- The Hawke’s Bay Region – Hastings District among the hardest hit.
- Dozens arrested for looting and dishonesty. Some locals are setting up roadblocks to deter criminals. Also, domestic violence has seen a marked increase according to police.
- 11 confirmed dead, 23 still missing.
- State of emergency extended.
North Island slammed
Cyclone Gabrielle hit New Zealand from 12 to 16 February 2023. A national state of emergency was declared on 14 February, which has since been extended. The cyclone left a trail of destruction across the North Island with the east coast, Coromandel, and Hawke’s Bay hit particularly hard in New Zealand’s deadliest storm since 1968.
Flooding, slips and high winds have caused extensive damage. Large areas have been buried in silt. There’s severe damage to homes and infrastructure, as well as heavy losses to crops and livestock.
Leftover forestry debris, known as “slash”, has been widely reported causing havoc as it was whipped along with raging flood waters out to sea where it then leaves its evidence covering beaches all along the coast.
Some rural communities have been inordinately affected as relief efforts, already stretched thin, focus on more populated centers.
Reported lawlessness and looting
How much crime is occurring has become a source of controversy.
While police say that there has been an increase in family harm in areas hit by the cyclone, Police Commissioner Andrew Coster said crime is, otherwise, below normal. Prime Minister Hipkins said reports of gunplay, gang incidents, lawlessness and widespread looting are unsubstantiated.
There are multiple reports of locals in affected areas constructing roadblocks using large vehicles to thwart criminals and defend vital equipment.
Dozens have been arrested for looting and dishonesty offences.
Police say they’ve brought in around 145 additional officers to assist local police along with helicopter support and Search and Rescue teams.

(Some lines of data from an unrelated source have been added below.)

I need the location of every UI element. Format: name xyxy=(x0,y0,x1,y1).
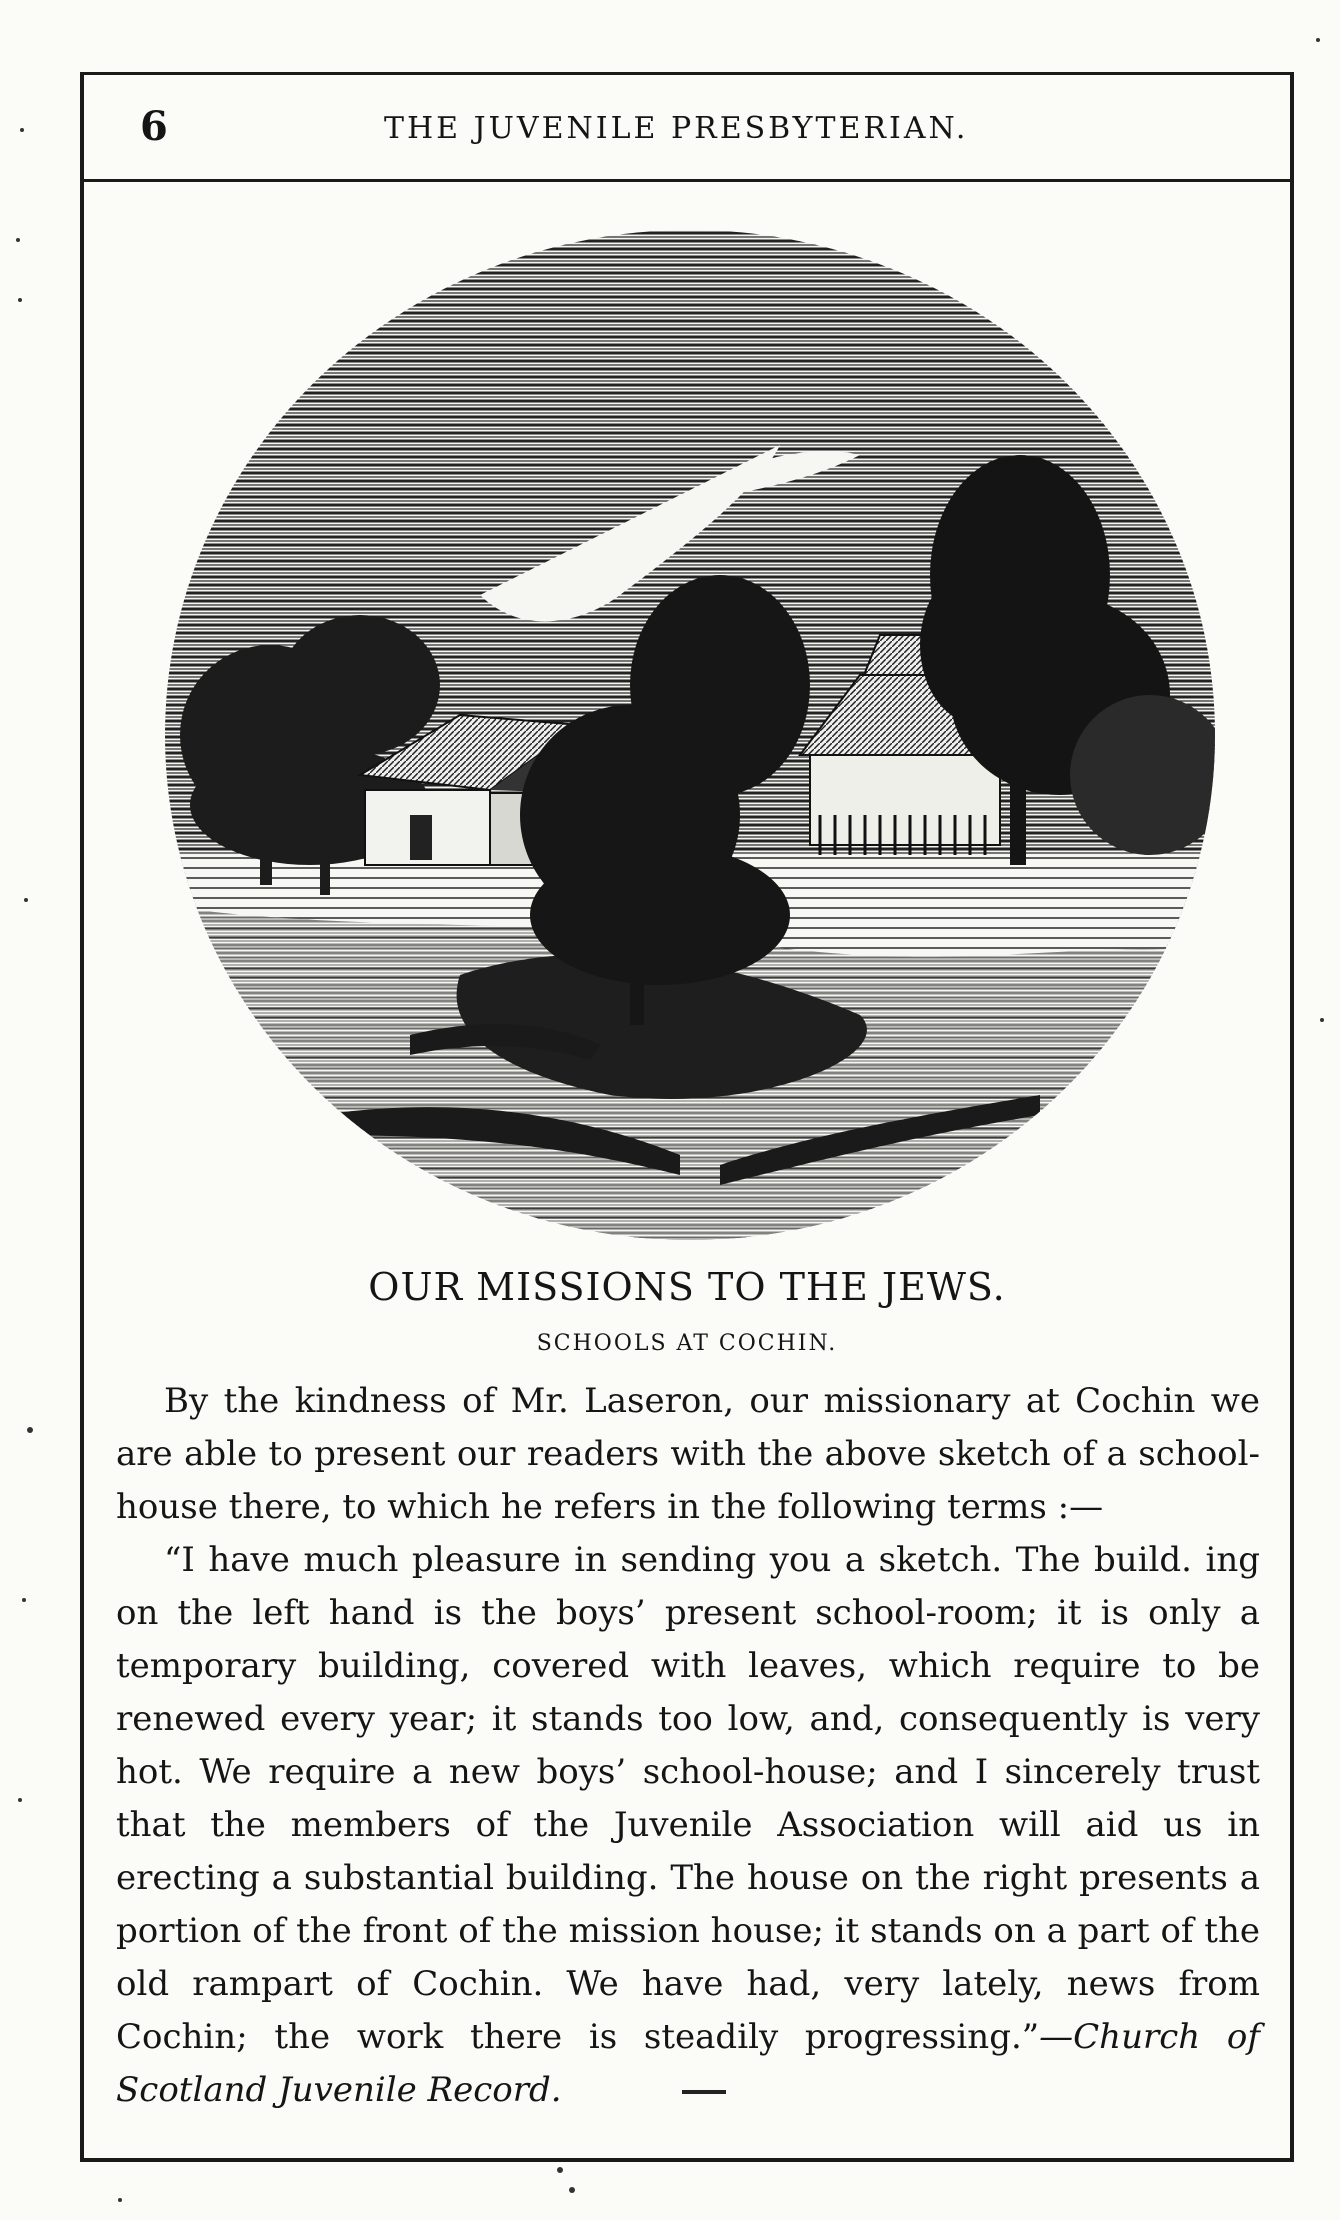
article-body xyxy=(116,1375,1260,2117)
intro-text: By the kindness of Mr. Laseron, our missionary at Cochin we are able to present our readers with the above sketch of a school-house there, to which he refers in the following terms :— xyxy=(116,1381,1260,1527)
quote-paragraph xyxy=(116,1534,1260,2117)
running-title: THE JUVENILE PRESBYTERIAN. xyxy=(384,111,969,146)
quote-text: “I have much pleasure in sending you a sketch. The build. ing on the left hand is the boys’ present school-room; it is only a temporary building, covered with leaves, which require to be renewed every year; it stands too low, and, consequently is very hot. We require a new boys’ school-house; and I sincerely trust that the members of the Juvenile Association will aid us in erecting a substantial building. The house on the right presents a portion of the front of the mission house; it stands on a part of the old rampart of Cochin. We have had, very lately, news from Cochin; the work there is steadily progressing.” xyxy=(116,1540,1260,2057)
article-title: OUR MISSIONS TO THE JEWS. xyxy=(368,1265,1006,1309)
engraving-school-house-with-trees xyxy=(160,215,1220,1245)
page-frame xyxy=(80,72,1294,2162)
page-header xyxy=(84,75,1290,182)
source-citation: —Church of Scotland Juvenile Record. xyxy=(116,2017,1260,2110)
page-number: 6 xyxy=(140,103,168,150)
article-subtitle: SCHOOLS AT COCHIN. xyxy=(536,1331,838,1356)
intro-paragraph xyxy=(116,1375,1260,1534)
closing-rule xyxy=(682,2090,726,2094)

ACT points out that police sent 600 officers to deal with anti-COVID protests in Wellington. National, ACT and NZ First urged more involvement of the military but Defense Minister Andrew Little has ruled out using them in a policing function.
Political parties debate rebuild
The National Party is against possible tax increases floated by Labour and the Green Party to pay for the rebuild. They want the Government to borrow the money to fund critical infrastructure projects.
The Government is also considering a policy of managed retreat. That means paying people to move from areas likely to be hit again during future climate events. The controversial move could affect tens of thousands of people and cost billions.
Considerable imported bitumen will be needed for road repair. NZ First has said the Government was wrong to close down Marsden Point Refinery and have started a petition to have it reopened. NZ First describes the situation for Labour as “woke meets reality”.